DAVE CARTER & TRACY GRAMMER: Little Blue Egg
DAVE CARTER & TRACY GRAMMER
Little Blue Egg
Red House 251
If you encounter a list of the greatest songwriters of the 20th century and Dave Carter’s name not on it, walk away. Carter (1952-2002) was raised by an evangelical mother, rejected doctrinaire Christianity, but remained a seeker and a mystic for his entire life. He released three albums with Tracy Grammer and, though it would be inaccurate to call Little Blue Egg a fourth, this eleven-track cobbling of home recordings and demo tapes will certainly thrill Carter/Grammer fans.
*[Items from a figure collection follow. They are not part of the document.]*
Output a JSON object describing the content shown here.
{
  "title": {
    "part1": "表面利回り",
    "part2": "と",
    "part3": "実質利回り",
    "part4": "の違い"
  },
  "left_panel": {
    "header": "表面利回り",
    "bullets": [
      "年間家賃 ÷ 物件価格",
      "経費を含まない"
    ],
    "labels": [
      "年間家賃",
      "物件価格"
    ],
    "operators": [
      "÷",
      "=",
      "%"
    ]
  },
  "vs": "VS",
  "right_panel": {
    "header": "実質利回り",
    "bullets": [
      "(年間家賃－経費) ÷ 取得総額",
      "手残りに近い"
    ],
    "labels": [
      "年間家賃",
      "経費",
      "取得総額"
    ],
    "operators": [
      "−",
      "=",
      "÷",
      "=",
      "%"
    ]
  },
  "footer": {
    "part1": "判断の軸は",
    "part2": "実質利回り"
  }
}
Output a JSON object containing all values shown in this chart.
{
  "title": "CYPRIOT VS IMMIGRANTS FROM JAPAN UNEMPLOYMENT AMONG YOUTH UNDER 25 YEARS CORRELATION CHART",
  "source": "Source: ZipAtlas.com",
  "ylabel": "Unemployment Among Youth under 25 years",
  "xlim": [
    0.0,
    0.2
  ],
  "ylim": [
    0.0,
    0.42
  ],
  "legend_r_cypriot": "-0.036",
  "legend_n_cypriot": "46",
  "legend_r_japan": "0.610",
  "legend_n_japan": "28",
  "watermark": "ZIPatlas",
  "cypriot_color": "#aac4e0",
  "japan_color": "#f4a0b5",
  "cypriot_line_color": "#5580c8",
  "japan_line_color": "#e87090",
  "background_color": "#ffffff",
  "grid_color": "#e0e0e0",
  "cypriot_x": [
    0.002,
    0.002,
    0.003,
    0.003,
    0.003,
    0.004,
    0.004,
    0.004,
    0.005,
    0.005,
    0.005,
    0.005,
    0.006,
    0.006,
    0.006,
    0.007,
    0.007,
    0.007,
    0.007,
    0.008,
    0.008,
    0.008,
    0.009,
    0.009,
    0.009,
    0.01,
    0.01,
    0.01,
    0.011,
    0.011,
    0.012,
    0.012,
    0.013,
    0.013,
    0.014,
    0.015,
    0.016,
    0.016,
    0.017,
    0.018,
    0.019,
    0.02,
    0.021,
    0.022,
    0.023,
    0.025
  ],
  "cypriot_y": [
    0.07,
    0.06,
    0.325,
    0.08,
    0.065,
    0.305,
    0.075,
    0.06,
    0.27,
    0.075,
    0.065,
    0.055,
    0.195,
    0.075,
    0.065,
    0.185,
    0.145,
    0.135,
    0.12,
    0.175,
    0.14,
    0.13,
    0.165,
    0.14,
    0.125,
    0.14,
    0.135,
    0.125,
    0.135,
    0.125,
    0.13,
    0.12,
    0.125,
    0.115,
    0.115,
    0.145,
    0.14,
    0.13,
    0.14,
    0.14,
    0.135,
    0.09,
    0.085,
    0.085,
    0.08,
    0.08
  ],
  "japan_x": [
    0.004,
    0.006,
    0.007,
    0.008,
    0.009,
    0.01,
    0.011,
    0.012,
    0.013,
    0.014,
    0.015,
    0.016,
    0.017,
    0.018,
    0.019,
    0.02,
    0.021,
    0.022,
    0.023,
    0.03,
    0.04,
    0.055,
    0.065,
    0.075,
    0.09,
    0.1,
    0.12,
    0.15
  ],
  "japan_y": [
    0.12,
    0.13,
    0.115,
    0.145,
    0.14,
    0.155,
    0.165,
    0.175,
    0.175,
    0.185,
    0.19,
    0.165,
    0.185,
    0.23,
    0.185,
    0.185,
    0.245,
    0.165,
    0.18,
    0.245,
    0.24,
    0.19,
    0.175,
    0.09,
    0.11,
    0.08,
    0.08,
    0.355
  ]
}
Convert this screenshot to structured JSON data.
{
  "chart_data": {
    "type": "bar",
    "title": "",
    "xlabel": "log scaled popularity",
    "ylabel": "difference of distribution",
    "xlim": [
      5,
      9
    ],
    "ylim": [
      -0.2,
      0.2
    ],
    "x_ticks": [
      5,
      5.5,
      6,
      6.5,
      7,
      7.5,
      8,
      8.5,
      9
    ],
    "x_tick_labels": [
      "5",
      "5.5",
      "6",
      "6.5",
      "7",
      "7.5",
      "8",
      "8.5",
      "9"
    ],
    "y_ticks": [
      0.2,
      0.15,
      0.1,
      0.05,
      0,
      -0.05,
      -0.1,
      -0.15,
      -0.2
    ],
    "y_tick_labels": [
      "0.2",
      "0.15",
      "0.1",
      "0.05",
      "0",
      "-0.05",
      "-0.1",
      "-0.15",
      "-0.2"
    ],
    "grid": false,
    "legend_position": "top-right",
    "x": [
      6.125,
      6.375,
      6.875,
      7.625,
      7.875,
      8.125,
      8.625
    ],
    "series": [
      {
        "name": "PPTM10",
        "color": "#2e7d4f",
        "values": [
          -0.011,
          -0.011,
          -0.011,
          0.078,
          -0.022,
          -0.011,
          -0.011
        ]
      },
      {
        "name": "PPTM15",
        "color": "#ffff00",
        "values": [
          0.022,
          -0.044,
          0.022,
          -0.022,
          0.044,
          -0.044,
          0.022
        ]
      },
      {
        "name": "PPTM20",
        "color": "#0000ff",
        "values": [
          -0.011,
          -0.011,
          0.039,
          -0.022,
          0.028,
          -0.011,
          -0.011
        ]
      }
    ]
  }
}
Several of the tracks feel homespun; others such as “Cross of Jesus” have raw edges that were tacked down in latter concert performances. But who cares about polished production when one man with one pen can describe a trucker’s life like this: “God is my witness, poker’s my game/Whiskey’s my poison, forgotten’s my name/And it’s biscuits when I’m hungry and it’s diesel when I’m dry/And it’s 18 wheels of lonesome for the tears you cry.” The songs traverse themes for which Carter won renown: the open spaces of the land and the heart, love with both sentimentality and hard knocks intact, mythology, redneck preachers, and the fragility of life. Hearing these songs will make you weep for the joy of hearing them, and quake from the injustice that such a talent was taken away too soon.